Taking a somewhat different tack, Detroit Free Press columnist Tom Walsh argued that GM in particular had benefited from the close collaboration of the UAW and that there was no advantage to a confrontation with the union, which might incite the rank and file.
While GM cut retiree healthcare benefits by 25 percent with the support of the UAW, Walsh noted, Ford faced huge opposition from workers and “The UAW, presumably fearing a rank-and-file rejection, didn’t offer a similar deal to Chrysler.” GM and the UAW “followed up their health care deal with a program of cash buyouts and early retirements in spring 2006, reducing hourly employment by 30,000,” Walsh noted approvingly.
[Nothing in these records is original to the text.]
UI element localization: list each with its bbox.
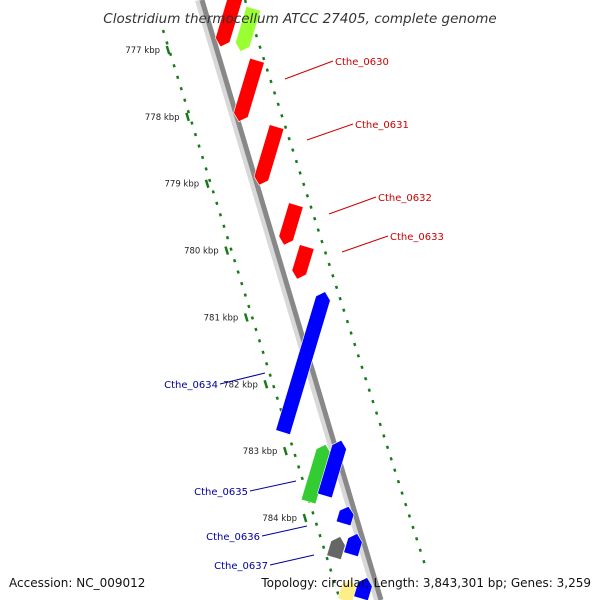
gene-label: Cthe_0637 [214, 561, 268, 572]
backbone-line [199, 0, 384, 600]
gene-label: Cthe_0634 [164, 380, 218, 391]
gene-label: Cthe_0635 [194, 487, 248, 498]
map-title: Clostridium thermocellum ATCC 27405, com… [103, 11, 496, 27]
outer-dotted-line [243, 0, 427, 566]
scale-tick-mark [165, 45, 171, 55]
scale-ticks: 777 kbp 778 kbp 779 kbp 780 kbp 781 kbp 782 k… [125, 45, 308, 524]
gene-arrow [278, 202, 304, 246]
gene-arrow [275, 291, 331, 435]
scale-tick-mark [204, 179, 210, 189]
gene-arrow [253, 124, 285, 186]
gene-label: Cthe_0630 [335, 57, 389, 68]
scale-tick-mark [224, 246, 230, 255]
gene-features [215, 0, 373, 600]
gene-leader-line [341, 235, 389, 253]
gene-leader-line [261, 525, 308, 537]
scale-tick-label: 782 kbp [223, 380, 258, 390]
topology-text: Topology: circular; Length: 3,843,301 bp… [260, 576, 591, 590]
gene-arrow [291, 244, 315, 280]
gene-arrow [326, 536, 346, 561]
gene-leader-line [284, 60, 334, 80]
scale-tick-mark [283, 446, 288, 456]
gene-arrow [317, 439, 347, 499]
dotted-guide-lines [161, 0, 427, 600]
gene-arrow [215, 0, 243, 48]
scale-tick-label: 783 kbp [243, 447, 278, 457]
gene-arrow [235, 5, 261, 52]
gene-leader-line [306, 123, 354, 141]
scale-tick-label: 779 kbp [165, 180, 200, 190]
accession-text: Accession: NC_009012 [9, 576, 145, 590]
gene-labels: Cthe_0630 Cthe_0631 Cthe_0632 Cthe_0633 Cthe… [164, 57, 444, 572]
gene-arrow [337, 579, 357, 600]
gene-label: Cthe_0632 [378, 193, 432, 204]
gene-arrow [335, 506, 355, 527]
gene-leader-line [328, 196, 377, 215]
gene-leader-line [269, 554, 315, 566]
gene-arrow [353, 577, 373, 600]
scale-tick-label: 777 kbp [125, 46, 160, 56]
scale-tick-label: 781 kbp [204, 313, 239, 323]
gene-leader-line [219, 372, 266, 385]
gene-arrow [343, 533, 363, 558]
gene-label: Cthe_0636 [206, 532, 260, 543]
gene-leader-line [249, 480, 297, 492]
backbone-shadow [195, 0, 382, 600]
scale-tick-mark [185, 112, 190, 122]
scale-tick-mark [302, 513, 308, 523]
gene-arrow [233, 57, 265, 123]
gene-label: Cthe_0631 [355, 120, 409, 131]
scale-tick-mark [243, 313, 249, 322]
genome-backbone [195, 0, 384, 600]
scale-tick-label: 784 kbp [262, 514, 297, 524]
scale-tick-label: 778 kbp [145, 113, 180, 123]
gene-label: Cthe_0633 [390, 232, 444, 243]
scale-tick-label: 780 kbp [184, 247, 219, 257]
scale-tick-mark [263, 379, 269, 389]
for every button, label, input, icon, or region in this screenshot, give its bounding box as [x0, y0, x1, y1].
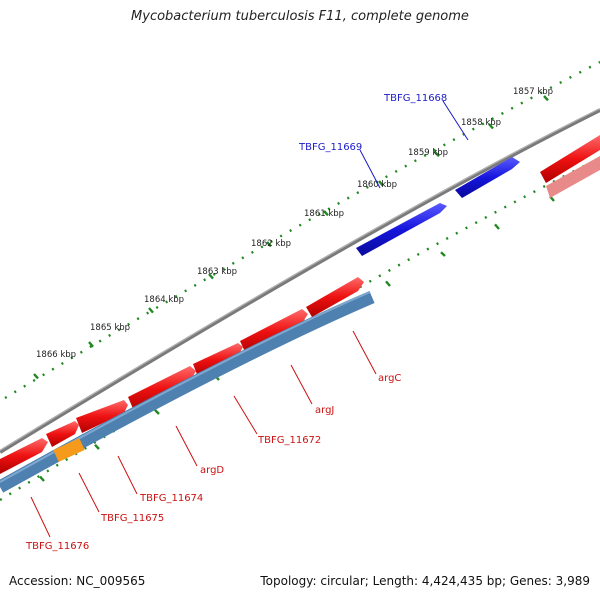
operon-bar-main[interactable] [0, 291, 375, 493]
accession-label: Accession: NC_009565 [9, 574, 146, 588]
gene-labels-bottom: argC argJ TBFG_11672 argD TBFG_11674 TBF… [25, 373, 401, 552]
operon-bar [0, 291, 375, 493]
leader-lines [30, 100, 469, 538]
leader-TBFG_11672 [233, 395, 258, 435]
label-TBFG_11669[interactable]: TBFG_11669 [298, 142, 362, 153]
outer-scale-ticks [33, 95, 549, 380]
gene-red-2[interactable] [46, 421, 79, 447]
gene-red-5[interactable] [193, 343, 243, 377]
leader-TBFG_11669 [359, 149, 381, 189]
label-TBFG_11674[interactable]: TBFG_11674 [139, 493, 203, 504]
gene-red-4[interactable] [128, 366, 196, 411]
label-argJ[interactable]: argJ [315, 405, 334, 416]
gene-red-6[interactable] [240, 309, 308, 354]
label-TBFG_11676[interactable]: TBFG_11676 [25, 541, 89, 552]
forward-strand-genes [0, 135, 600, 474]
label-TBFG_11675[interactable]: TBFG_11675 [100, 513, 164, 524]
tick-label-1858: 1858 kbp [461, 118, 501, 128]
label-argD[interactable]: argD [200, 465, 224, 476]
outer-scale-dots [4, 60, 600, 400]
tick-label-1859: 1859 kbp [408, 148, 448, 158]
gene-red-7[interactable] [306, 277, 364, 317]
leader-argD [175, 425, 198, 467]
leader-TBFG_11668 [442, 100, 469, 141]
genome-stats-label: Topology: circular; Length: 4,424,435 bp… [260, 574, 590, 588]
scale-tick-labels: 1857 kbp 1858 kbp 1859 kbp 1860 kbp 1861… [36, 87, 553, 360]
gene-TBFG_11669[interactable] [356, 203, 447, 256]
leader-TBFG_11675 [78, 472, 100, 513]
gene-TBFG_11668[interactable] [455, 157, 520, 198]
tick-label-1863: 1863 kbp [197, 267, 237, 277]
leader-argJ [290, 364, 313, 405]
tick-label-1865: 1865 kbp [90, 323, 130, 333]
reverse-strand-genes [356, 157, 520, 256]
gene-labels-top: TBFG_11668 TBFG_11669 [298, 93, 447, 153]
leader-TBFG_11674 [117, 455, 138, 495]
tick-label-1862: 1862 kbp [251, 239, 291, 249]
gene-red-1[interactable] [0, 438, 48, 474]
tick-label-1866: 1866 kbp [36, 350, 76, 360]
label-TBFG_11668[interactable]: TBFG_11668 [383, 93, 447, 104]
gene-red-3[interactable] [76, 400, 128, 433]
leader-argC [352, 330, 377, 375]
gene-red-8[interactable] [540, 135, 600, 183]
map-title: Mycobacterium tuberculosis F11, complete… [131, 9, 469, 24]
label-argC[interactable]: argC [378, 373, 401, 384]
tick-label-1861: 1861 kbp [304, 209, 344, 219]
tick-label-1857: 1857 kbp [513, 87, 553, 97]
inner-scale-dots [0, 156, 600, 502]
gene-red-light-9[interactable] [546, 156, 600, 198]
operon-highlight[interactable] [53, 438, 85, 462]
tick-label-1864: 1864 kbp [144, 295, 184, 305]
leader-TBFG_11676 [30, 496, 51, 538]
label-TBFG_11672[interactable]: TBFG_11672 [257, 435, 321, 446]
tick-label-1860: 1860 kbp [357, 180, 397, 190]
genome-backbone [0, 108, 600, 454]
GM had assisted the UAW at Delphi by providing the cash for buyouts, while the UAW, in return, negotiated a deal that allowed drastic wage reductions and the shutdown of 10 factories. In the current round of talks, Walsh advised, the UAW was working off the same principles as those in its deals on healthcare, early attrition and at Delphi: “The companies must cut costs, especially legacy costs such as long-term commitments to retiree health care, in order to better compete with Toyota, Honda and other foreign rivals that don’t have similar cost burdens.”
As for the delay in reaching an agreement, Walsh suggested, this was more theatrics than any serious disagreement between the two parties. “[N]either the UAW nor the companies want anyone to think this is happening without tremendous attention to detail and, yes, some tense wrangling over how much the companies will pay into the fund and how it will be run.”